Existing businesses include LCD glass, ceramic-based emission control products, optical fiber, and laboratory glassware such as cryogenic vials, pipettes, and sample preparation filter plates. Among Corning's new business development efforts, Miller says, are microreactors for chemical synthesis, silicon on glass to enable a new generation of displays printed with organic light-emitting diodes, and green lasers for cell-phone-embedded image projectors.

The firm supports these developments through a centralized R&D process with Sullivan Park—named for Eugene Sullivan, a chemist who joined Corning in 1908 to take charge of a nascent R&D organization—at its center. Scientists who work in France or Russia make frequent visits to Sullivan Park, as do a handful of scientists based near customers in Japan, Taiwan, India, and California's Silicon Valley.

Corning tries to provide customers with what Miller describes as a "keystone component in a customer system." Examples are a new generation of bendable optical fibers, which bring high-definition cable television and Internet communications into homes, and cellular ceramics, the durable substrates that make possible long-lasting automotive catalytic converters.

To develop those keystone components, Corning has assembled a large community of chemists, chemical engineers, physicists, material scientists, electrical engineers, patent experts, and new business development mavens who mostly work out of Sullivan Park.
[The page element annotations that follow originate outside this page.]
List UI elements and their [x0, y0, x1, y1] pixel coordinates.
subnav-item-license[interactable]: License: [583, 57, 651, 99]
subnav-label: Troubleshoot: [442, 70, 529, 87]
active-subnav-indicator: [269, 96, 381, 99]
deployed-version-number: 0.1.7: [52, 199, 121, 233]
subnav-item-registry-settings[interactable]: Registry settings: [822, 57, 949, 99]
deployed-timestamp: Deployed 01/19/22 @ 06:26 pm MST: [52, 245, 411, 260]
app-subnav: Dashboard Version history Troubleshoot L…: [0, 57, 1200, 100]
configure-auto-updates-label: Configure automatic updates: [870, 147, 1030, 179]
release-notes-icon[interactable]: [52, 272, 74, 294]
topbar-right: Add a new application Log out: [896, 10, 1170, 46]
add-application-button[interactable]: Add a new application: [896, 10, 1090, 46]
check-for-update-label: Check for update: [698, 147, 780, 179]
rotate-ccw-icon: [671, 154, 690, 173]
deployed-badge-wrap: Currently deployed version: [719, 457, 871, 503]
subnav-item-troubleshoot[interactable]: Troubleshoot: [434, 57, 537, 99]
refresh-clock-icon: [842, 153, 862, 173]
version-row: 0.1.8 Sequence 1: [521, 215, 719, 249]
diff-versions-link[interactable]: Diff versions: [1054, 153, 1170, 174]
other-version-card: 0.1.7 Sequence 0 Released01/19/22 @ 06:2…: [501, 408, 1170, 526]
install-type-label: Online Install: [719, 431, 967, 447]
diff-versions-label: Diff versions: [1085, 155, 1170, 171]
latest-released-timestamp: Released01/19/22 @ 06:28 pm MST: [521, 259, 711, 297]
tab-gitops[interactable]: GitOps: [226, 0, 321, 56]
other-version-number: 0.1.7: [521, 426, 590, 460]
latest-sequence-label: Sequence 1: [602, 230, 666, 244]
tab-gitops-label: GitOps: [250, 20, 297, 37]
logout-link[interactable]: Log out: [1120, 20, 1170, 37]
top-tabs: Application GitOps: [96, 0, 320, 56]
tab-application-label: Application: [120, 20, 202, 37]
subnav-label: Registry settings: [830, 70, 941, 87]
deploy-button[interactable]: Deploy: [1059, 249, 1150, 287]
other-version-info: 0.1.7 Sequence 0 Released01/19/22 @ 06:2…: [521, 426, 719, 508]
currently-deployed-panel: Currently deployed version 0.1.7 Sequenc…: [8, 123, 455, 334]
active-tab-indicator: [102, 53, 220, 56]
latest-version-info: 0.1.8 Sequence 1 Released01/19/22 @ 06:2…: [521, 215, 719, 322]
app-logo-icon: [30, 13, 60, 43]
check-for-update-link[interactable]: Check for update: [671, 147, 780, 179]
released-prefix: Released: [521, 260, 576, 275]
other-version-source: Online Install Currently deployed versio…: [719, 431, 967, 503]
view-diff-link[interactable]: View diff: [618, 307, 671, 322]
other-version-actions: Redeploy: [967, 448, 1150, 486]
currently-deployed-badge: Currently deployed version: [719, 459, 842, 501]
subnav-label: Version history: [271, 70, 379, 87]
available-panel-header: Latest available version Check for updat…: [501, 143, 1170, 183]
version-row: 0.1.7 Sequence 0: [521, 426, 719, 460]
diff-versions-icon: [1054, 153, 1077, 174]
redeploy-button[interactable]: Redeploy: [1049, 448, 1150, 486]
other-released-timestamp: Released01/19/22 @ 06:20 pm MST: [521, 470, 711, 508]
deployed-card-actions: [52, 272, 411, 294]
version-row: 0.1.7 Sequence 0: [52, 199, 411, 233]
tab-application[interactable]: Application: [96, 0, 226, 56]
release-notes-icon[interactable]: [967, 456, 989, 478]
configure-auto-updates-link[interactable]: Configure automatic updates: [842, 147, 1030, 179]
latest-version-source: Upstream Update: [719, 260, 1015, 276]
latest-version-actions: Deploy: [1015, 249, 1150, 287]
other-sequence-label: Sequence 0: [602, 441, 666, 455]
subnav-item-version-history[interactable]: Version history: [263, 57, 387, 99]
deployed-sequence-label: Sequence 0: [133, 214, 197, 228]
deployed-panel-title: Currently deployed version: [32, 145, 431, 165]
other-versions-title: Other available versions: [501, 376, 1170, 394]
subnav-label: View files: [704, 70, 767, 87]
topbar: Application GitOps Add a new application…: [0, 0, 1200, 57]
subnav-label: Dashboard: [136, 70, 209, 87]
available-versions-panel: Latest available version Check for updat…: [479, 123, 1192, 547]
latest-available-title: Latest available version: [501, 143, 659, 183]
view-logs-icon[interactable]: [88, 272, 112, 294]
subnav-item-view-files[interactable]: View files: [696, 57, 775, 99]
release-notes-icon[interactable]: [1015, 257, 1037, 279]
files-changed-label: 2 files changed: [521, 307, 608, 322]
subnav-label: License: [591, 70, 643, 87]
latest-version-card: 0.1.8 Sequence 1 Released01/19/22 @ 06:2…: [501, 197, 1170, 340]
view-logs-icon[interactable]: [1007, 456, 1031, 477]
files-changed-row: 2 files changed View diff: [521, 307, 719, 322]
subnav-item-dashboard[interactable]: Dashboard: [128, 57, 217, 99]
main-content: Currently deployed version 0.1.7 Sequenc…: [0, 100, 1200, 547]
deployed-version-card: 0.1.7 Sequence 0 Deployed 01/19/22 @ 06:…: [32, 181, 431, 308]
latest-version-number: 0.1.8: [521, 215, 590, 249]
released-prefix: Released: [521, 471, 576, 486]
According to Miller, integrating the efforts of so many experts can best be done when they work in close proximity.

An additional benefit of such centralization is the ability to quickly form teams to exploit new research opportunities or react to an uncertain economic environment. "Being able to deal with a flexible critical mass is so important in responding to current needs," Miller explains.

Corning's melding of multiple disciplines at one location goes back many years, according to David L. Morse, director of corporate research, who came to the Sullivan labs after receiving a Ph.D. in chemistry from Massachusetts Institute of Technology in 1976. For instance, Corning has adapted expertise in extruding ceramic honeycomb substrates for catalytic converters, introduced in 1972, to a new business based on extruded carbon filters that capture harmful mercury from the smoke stacks of coal-burning power plants.

To govern the process of new business development, Miller chairs a corporate technology council. Businesses that meet development milestones and survive come under the aegis of a growth and strategy council headed by Corning CEO Wendell P. Weeks. That group, of which Miller is also a member, picks projects to move on to commercialization.

One that moved on last year was the Epic high-throughput drug discovery system. Photonics experts who stayed with Corning after the telecom bubble burst worked with the firm's life sciences and surface materials experts to develop the label-free optical biosensor technology, which can screen 40,000 compounds a day for biological activity.

Senior managers at Corning realize that R&D is both the foundation of the firm and its future, Miller contends. New businesses such as Epic are possible only because, back in the dark days of 2002, Miller was asked to reshape R&D at Corning with a scalpel rather than make across-the-board cuts. With a variety of new businesses percolating along in its laboratories, Corning's R&D organization, Miller says, can now see its way clear to another 100 years of technology advances.